The government almost completely left the public on its own to deal with the aftermath. Outside the demolished port, there have been no government clean-up crews in the streets and little outreach from officials to help beyond promises of compensation to those whose homes or businesses were damaged.
The list of services people are offering keeps expanding. It now includes free glass for cars damaged in the blast, free maintenance of electrical appliances and free cosmetic surgery for people with face injuries. On Facebook, a group called Rebuild Beirut quickly sprung up. Its volunteers are working at full speed, helping clean up homes and link survivors with donors who will cover the expenses of repairs.
The individual acts of solidarity have been even more striking because Lebanon was already in the middle of a worsening economic crisis that has thrown hundreds of thousands into poverty and left households and businesses with little or no excess cash.
“I am so proud of the Lebanese people,” said Kim Sacy, a 19-year-old university student. “There is no state, there is nobody, there is nothing … we are the ones doing everything in the field.”
Sacy is studying at a French university and was supposed to be on a program in Sweden this year but the coronavirus pandemic grounded her in Lebanon. She was outside Beirut driving home when the blast took place. She didn’t feel the explosion but when she reached her neighborhood of Achrafieh, she found it shattered. “This is where I lived my whole life,” she said.
Sacy’s family home was damaged, but she still wanted to help others. “It is not important. I consider myself lucky,” she said. “It is the people who make the home.” She said some of her family members were injured in the blast but are doing fine now.

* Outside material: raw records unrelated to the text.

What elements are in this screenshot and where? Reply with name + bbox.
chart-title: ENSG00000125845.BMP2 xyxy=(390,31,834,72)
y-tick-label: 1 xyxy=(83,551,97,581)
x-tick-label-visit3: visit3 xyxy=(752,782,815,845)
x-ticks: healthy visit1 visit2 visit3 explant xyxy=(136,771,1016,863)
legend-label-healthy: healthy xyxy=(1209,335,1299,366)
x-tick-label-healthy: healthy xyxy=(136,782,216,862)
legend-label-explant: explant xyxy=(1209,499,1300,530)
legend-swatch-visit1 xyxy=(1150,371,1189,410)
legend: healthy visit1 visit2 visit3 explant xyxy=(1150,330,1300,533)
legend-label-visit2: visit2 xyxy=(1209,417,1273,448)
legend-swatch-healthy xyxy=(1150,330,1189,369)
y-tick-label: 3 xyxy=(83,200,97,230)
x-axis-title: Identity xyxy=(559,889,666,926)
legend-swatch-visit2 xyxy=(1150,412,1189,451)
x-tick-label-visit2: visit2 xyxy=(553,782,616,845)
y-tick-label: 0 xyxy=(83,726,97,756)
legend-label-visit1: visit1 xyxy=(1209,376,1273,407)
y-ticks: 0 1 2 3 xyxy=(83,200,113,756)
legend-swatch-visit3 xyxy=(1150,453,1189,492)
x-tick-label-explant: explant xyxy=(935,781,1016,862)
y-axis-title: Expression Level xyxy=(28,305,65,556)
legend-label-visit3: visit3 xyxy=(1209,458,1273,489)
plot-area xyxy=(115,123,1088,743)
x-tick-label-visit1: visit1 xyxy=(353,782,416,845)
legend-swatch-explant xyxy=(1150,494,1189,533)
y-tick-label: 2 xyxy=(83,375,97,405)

Sacy began collecting food and other items to give to those in need. Around 25 families have reached out to her to donate, some she knows, but half are strangers. For the past week, she has been circulating around Beirut in her car to pick up donated furniture, first aid kits, bed sheets and kitchen utensils that she gives to a local non-governmental organization to distribute. When not doing that, she has been cleaning in the streets, including cleaning a fire station.

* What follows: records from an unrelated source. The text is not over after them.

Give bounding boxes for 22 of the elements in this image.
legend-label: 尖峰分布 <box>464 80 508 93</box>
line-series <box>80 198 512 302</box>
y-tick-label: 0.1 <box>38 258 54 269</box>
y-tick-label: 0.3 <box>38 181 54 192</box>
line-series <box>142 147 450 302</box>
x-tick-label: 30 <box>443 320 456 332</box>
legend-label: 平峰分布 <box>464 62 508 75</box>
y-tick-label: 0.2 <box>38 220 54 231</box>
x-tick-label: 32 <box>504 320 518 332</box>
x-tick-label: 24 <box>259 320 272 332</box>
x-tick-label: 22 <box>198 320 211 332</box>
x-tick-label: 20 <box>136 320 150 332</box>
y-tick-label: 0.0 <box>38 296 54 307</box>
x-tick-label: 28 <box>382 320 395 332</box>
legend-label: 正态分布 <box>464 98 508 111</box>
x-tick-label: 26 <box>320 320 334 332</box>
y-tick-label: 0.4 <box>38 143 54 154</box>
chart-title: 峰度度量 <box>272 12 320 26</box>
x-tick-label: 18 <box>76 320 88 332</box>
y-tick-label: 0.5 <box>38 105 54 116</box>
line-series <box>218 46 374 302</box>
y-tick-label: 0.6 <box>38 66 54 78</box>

The self-help spirit has roots in the long civil war, when central authority collapsed and Lebanese had to depend on themselves to get by. In more recent years, waves of anti-government protests have emphasized volunteerism and civic duty — boosted by social media that made connections bypassing the state easier.
The shock of the explosion and the trauma of seeing loved ones injured or a home wrecked has exacted an emotional burden on Beirutis — especially with financial woes already weighing on people.
The Beit Insan well-being center is offering free services to help people overcome the trauma that the blast may have caused. It is also encouraging people with money to “pay it forward” and cover costs for people to get psychological help.
“We know since all the events that have been happening, that less and less people have money for mental health,” said Dr. Samar Zebian, co-founder and co-director of the center. “We are a social business.”